I am a 51 year old never married virgin. I am trying to facilitate (along with prayer) finding a husband. I would think a born again man would appreciate a virgin for a wife-everything in life has to be learned-driving, riding a bike, etc. I would think they would appreciate someone with high enough moral standards to have "saved themselves for marriage". What is everyone's opinion on this?
I think that's awesome. If I were unmarried and looking for a wife, I'd be looking for a virgin or else a widow who'd been a virgin before marriage, faithful after, and celibate after widowhood. They may be rare, but there are men who want to only marry a virgin. And there are men who appreciate it.
If a Christian man doesn't appreciate a woman waiting for marriage, IMO, there is something wrong with his morality. I'm thinking of men who think lowly of women for being virgins. He doesn't value something the Bible presents as valuable. That's my personal opinion.

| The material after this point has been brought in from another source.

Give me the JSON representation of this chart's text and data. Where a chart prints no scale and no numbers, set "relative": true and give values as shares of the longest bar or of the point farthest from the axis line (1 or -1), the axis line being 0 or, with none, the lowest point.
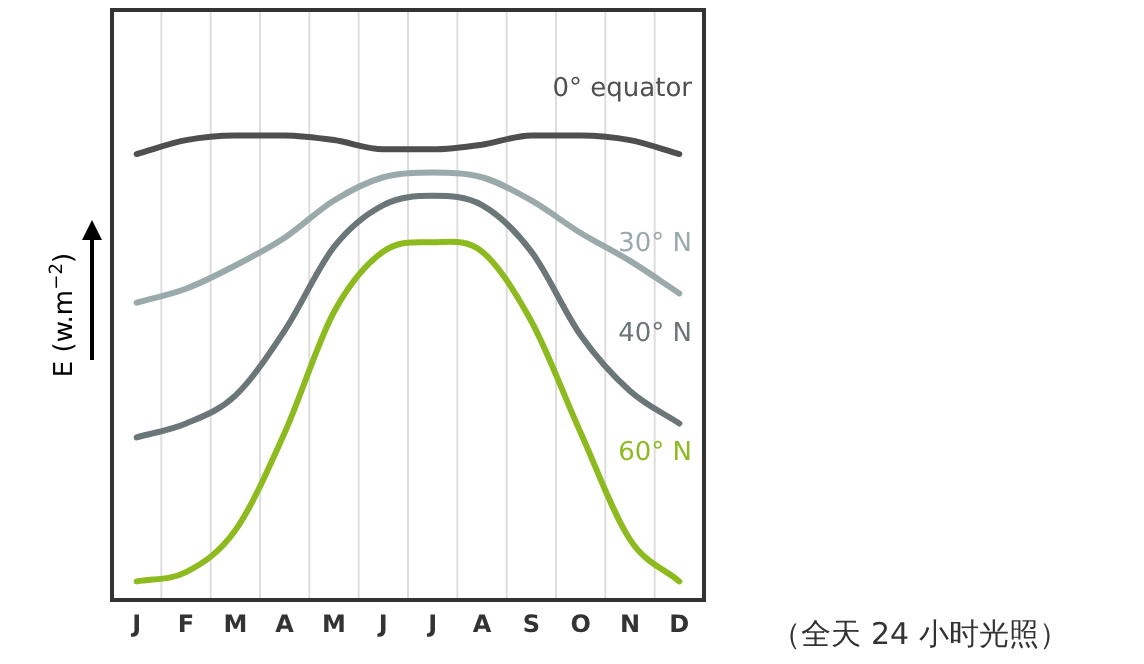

As far as marriage goes, if you want to pursue that, that is well within your Christian liberty to do so, unless there is some reason not to (e.g. specific direction from the Lord.) But I'm thinking of I Corinthians 7. If you are content at this point to remain celibate, why not just stay that way and dedicate the time to the Lord?
At 51, the dating pool is smaller. And the pool is full of divorced men, men who divorced for who-knows-what reason. There are some men around your age that haven't married. I know a second generation Japanese man probably a couple of years older than you who never married and always wanted to. I think he's a virgin, too. But he's very self-conscious and may not be married because of being shy about women, and he'd prefer a Japanese woman. His church has a church-plant in Japan. I've told him he ought to go to Japan where Christian women greatly outnumber Christian men and ask a pastor to set him up. From what I hear, he'd be a rock star.

Anyway, you may find someone who has never married who is similar to yourself in that way.
There are also widowers, too. A widower who had been faithful to his wife who didn't have an ex in his life, that could be a good alternative, too.